# No-Knot Fast Snaps



## ACarbone624 (Dec 16, 2008)

I have never used those. I sometimes use very small snap swivels. But they are very hard to tie the line on if they are too small. They don't seem to affect the lure action at all.


----------



## Captain Ahab (Dec 16, 2008)

Get the speed clips

Especially if you are using braid b/c you do not have to worry about line twist

With speed clips you shoudl remove the front "O" ring from the lure or if will run nose heavy


----------



## Captain Ahab (Dec 16, 2008)

jirwin6985 said:


> Thanks for the input. Dave what size were you using the other day. I noticed they dont have a size on Cabelas website the only have per 10 per 5(Pike Musky) and per 50. I ussume the per 50 is the smallest then 10 then 5? Or are they all the same size?
> Joe




The 50ack is the smallest
You know you will pay more for shipping then they cast right? :shock: :shock: :shock: :shock:


----------



## Jim (Dec 16, 2008)

jirwin6985 said:


> Accually I diddnt.
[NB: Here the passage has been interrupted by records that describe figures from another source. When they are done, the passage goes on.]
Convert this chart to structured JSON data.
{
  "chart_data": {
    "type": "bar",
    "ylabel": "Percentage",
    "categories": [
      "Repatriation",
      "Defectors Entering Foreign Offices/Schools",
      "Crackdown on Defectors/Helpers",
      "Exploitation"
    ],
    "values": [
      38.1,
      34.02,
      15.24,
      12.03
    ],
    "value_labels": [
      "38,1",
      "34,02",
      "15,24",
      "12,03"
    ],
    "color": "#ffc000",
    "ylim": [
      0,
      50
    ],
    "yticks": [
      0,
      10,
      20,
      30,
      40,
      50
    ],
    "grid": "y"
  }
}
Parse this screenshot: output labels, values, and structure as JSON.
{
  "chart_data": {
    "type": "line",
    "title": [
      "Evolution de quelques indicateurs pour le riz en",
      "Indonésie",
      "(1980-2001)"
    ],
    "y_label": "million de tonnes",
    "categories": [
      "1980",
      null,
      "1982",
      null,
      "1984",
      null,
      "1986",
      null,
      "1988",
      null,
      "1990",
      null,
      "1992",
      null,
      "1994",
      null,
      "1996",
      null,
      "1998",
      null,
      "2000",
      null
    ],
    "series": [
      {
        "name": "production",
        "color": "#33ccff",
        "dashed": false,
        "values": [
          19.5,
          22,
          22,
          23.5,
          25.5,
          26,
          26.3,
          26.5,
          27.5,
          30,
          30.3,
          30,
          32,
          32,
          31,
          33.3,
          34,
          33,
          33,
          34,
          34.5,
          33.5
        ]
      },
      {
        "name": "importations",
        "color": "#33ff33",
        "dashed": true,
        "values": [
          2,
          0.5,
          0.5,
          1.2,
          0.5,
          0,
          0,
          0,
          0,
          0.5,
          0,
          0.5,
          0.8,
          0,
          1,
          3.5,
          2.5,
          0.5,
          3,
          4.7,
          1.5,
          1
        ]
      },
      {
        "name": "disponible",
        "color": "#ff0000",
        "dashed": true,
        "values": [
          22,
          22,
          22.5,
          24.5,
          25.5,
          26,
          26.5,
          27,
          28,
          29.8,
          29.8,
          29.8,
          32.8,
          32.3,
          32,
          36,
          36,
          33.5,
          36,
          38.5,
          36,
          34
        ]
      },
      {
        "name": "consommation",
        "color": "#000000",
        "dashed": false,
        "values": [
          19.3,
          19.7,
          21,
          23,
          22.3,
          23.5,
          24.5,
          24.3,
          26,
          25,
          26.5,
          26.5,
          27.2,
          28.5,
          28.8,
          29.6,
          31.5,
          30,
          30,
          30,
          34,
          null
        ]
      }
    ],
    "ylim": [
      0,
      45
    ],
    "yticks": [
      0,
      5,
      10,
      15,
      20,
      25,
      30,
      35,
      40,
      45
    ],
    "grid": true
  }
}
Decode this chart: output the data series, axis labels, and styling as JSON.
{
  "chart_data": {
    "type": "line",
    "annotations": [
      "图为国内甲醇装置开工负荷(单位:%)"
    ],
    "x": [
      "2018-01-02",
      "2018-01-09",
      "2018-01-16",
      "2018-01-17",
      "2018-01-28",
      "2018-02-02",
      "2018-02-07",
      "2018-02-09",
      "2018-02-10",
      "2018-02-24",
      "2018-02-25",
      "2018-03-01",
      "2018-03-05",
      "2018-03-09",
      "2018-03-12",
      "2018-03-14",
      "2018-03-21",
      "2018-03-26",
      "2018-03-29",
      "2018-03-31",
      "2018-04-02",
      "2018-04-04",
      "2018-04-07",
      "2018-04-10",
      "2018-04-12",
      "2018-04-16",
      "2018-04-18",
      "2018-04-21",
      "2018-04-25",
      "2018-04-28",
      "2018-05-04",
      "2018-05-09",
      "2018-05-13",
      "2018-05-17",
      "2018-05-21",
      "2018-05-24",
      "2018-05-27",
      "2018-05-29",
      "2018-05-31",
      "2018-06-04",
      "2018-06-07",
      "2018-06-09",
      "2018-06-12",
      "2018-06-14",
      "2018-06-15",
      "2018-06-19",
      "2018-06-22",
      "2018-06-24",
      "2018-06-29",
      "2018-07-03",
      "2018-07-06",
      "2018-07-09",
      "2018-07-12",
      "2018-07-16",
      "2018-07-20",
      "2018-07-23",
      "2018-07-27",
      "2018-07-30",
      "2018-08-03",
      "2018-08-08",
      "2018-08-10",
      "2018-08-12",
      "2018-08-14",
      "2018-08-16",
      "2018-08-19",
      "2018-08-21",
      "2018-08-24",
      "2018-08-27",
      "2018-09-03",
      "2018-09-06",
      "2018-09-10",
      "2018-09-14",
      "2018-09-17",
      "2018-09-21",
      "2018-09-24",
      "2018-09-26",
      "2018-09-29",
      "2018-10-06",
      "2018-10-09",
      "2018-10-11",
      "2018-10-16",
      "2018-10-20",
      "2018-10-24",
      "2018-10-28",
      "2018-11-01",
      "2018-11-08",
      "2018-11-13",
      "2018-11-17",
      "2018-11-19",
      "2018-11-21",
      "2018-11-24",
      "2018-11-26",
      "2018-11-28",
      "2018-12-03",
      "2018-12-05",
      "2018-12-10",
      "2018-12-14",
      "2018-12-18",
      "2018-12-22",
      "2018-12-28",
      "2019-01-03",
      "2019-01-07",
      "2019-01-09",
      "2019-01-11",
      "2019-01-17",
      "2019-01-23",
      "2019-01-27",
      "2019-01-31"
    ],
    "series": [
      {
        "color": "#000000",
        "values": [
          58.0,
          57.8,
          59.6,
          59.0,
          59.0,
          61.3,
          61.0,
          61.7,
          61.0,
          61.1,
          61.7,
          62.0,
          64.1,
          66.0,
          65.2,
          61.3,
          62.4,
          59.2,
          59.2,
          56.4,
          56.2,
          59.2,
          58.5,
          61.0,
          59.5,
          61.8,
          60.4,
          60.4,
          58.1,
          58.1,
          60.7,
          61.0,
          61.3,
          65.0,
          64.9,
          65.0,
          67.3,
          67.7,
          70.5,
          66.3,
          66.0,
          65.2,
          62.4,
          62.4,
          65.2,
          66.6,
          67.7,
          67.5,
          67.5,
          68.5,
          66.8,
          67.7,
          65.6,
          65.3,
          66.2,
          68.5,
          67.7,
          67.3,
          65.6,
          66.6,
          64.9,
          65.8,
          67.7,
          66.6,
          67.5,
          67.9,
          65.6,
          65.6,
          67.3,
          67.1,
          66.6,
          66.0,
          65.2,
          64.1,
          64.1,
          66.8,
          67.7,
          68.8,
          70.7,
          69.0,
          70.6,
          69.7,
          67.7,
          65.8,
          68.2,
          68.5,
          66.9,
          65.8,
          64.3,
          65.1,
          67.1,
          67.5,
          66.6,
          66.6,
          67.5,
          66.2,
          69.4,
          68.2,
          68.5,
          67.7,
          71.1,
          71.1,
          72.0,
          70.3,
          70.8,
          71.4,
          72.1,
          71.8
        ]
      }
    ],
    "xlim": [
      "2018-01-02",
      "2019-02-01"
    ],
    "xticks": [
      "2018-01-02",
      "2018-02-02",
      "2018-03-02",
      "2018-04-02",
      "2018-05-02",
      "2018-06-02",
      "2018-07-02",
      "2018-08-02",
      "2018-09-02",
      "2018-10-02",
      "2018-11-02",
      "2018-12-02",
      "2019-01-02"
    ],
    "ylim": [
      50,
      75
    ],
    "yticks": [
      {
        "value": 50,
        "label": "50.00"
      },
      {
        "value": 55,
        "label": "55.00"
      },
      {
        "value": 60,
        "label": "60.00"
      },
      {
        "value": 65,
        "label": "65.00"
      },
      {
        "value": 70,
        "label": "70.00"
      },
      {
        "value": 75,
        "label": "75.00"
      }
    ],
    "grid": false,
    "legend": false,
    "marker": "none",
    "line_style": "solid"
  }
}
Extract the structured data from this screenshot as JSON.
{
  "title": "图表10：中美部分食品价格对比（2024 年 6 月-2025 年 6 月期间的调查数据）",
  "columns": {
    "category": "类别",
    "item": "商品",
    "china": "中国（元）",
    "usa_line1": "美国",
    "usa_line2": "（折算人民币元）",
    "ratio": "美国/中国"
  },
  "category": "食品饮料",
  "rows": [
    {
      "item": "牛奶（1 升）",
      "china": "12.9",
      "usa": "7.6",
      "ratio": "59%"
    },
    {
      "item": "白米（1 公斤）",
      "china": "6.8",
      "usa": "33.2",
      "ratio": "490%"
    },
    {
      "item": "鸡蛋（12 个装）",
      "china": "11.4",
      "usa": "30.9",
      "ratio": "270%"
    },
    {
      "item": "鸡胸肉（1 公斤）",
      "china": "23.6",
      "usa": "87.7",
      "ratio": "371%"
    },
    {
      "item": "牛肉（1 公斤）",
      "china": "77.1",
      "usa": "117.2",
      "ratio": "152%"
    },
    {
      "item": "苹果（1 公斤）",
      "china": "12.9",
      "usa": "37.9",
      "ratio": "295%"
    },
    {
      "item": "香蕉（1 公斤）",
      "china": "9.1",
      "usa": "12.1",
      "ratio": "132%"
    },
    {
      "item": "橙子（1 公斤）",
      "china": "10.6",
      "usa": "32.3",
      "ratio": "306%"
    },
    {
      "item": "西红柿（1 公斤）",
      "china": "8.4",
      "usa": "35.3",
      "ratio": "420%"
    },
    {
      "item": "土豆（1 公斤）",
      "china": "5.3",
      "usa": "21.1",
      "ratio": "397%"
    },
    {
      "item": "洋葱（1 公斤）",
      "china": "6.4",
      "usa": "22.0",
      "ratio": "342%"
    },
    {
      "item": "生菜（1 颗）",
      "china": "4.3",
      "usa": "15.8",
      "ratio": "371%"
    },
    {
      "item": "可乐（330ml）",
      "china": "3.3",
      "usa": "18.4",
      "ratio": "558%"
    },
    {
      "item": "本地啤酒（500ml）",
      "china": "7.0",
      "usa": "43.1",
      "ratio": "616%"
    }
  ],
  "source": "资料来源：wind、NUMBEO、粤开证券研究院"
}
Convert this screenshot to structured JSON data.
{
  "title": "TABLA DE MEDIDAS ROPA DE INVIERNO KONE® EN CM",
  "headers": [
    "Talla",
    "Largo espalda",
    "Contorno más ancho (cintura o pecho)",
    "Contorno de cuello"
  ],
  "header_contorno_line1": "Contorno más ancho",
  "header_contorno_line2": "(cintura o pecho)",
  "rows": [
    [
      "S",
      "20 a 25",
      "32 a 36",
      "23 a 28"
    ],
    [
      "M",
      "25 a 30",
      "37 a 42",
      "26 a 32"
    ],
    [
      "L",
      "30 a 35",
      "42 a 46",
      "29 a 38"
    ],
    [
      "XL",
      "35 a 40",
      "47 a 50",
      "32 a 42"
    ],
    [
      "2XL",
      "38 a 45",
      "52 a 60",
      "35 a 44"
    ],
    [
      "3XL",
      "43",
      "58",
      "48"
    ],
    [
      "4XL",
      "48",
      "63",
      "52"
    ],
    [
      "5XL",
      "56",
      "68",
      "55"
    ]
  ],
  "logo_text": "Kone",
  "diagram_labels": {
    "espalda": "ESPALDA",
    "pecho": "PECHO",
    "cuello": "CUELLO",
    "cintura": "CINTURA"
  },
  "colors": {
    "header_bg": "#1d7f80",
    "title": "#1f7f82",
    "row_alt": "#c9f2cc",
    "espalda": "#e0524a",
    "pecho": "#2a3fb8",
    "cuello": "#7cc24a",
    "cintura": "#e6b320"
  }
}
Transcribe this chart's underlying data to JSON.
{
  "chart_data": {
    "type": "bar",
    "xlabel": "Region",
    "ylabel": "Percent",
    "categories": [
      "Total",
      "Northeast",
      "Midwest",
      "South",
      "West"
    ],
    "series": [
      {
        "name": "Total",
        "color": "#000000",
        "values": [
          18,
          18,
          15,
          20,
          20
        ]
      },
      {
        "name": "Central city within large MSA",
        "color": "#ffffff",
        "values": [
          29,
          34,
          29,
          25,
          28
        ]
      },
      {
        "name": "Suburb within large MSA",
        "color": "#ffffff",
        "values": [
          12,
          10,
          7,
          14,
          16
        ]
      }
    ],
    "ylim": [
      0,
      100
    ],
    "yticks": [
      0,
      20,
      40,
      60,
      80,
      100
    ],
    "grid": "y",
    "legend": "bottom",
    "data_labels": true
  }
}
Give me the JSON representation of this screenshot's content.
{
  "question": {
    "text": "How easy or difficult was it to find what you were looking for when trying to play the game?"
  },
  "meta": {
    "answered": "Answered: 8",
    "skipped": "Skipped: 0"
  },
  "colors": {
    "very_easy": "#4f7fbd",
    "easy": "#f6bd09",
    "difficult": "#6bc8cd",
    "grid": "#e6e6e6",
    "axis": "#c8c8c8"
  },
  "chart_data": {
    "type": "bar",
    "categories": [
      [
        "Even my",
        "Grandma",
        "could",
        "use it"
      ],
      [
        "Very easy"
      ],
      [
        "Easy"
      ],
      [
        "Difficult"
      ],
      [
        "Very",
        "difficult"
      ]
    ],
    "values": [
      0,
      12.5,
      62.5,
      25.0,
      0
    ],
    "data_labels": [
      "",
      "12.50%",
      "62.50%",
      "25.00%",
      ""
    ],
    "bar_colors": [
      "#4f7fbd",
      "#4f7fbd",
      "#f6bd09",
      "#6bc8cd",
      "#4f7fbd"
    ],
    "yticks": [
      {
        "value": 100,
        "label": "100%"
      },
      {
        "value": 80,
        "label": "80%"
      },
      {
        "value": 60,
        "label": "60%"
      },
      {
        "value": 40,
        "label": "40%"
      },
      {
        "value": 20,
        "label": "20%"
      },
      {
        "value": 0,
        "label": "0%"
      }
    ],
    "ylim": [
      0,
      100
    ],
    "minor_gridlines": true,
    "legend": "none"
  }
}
Any local places to get them?
> Joe



I'm going by Cabelas on Tuesday night on my way home...Want me to pick some up for you if they have them?


----------



## Jim (Dec 16, 2008)

I actually think I have some downstairs...let me check.


----------



## BassAddict (Dec 16, 2008)

I think I have some speed clips in my box, or in the shop if i find them their yours


----------



## Captain Ahab (Dec 17, 2008)

BassAddict said:


> I think I have some speed clips in my box, or in the shop if i find them their yours




I sent you those speed clips BassAddict :shock:


----------



## Jim (Dec 17, 2008)

Captain Ahab said:


> BassAddict said:
> 
> 
> > I think I have some speed clips in my box, or in the shop if i find them their yours
> ...



Nothing goes to waste here! :LOL2:

Addict is doing his part to recycle.


----------



## Captain Ahab (Dec 17, 2008)

Jim said:


> Nothing goes to waste here! :LOL2:
> 
> Addict is doing his part to recycle.



BassAddict *does not *want me to start doing my part to recycle :wink: :wink: :wink: :wink:


----------



## BassAddict (Dec 17, 2008)

Captain Ahab said:


> BassAddict said:
> 
> 
> > I think I have some speed clips in my box, or in the shop if i find them their yours
> ...




No you sent me A (one) speed clip, via C.O.D...................... #-o


----------



## Captain Ahab (Dec 17, 2008)

BassAddict said:


> Captain Ahab said:
> 
> 
> > BassAddict said:
> ...




Slander!


----------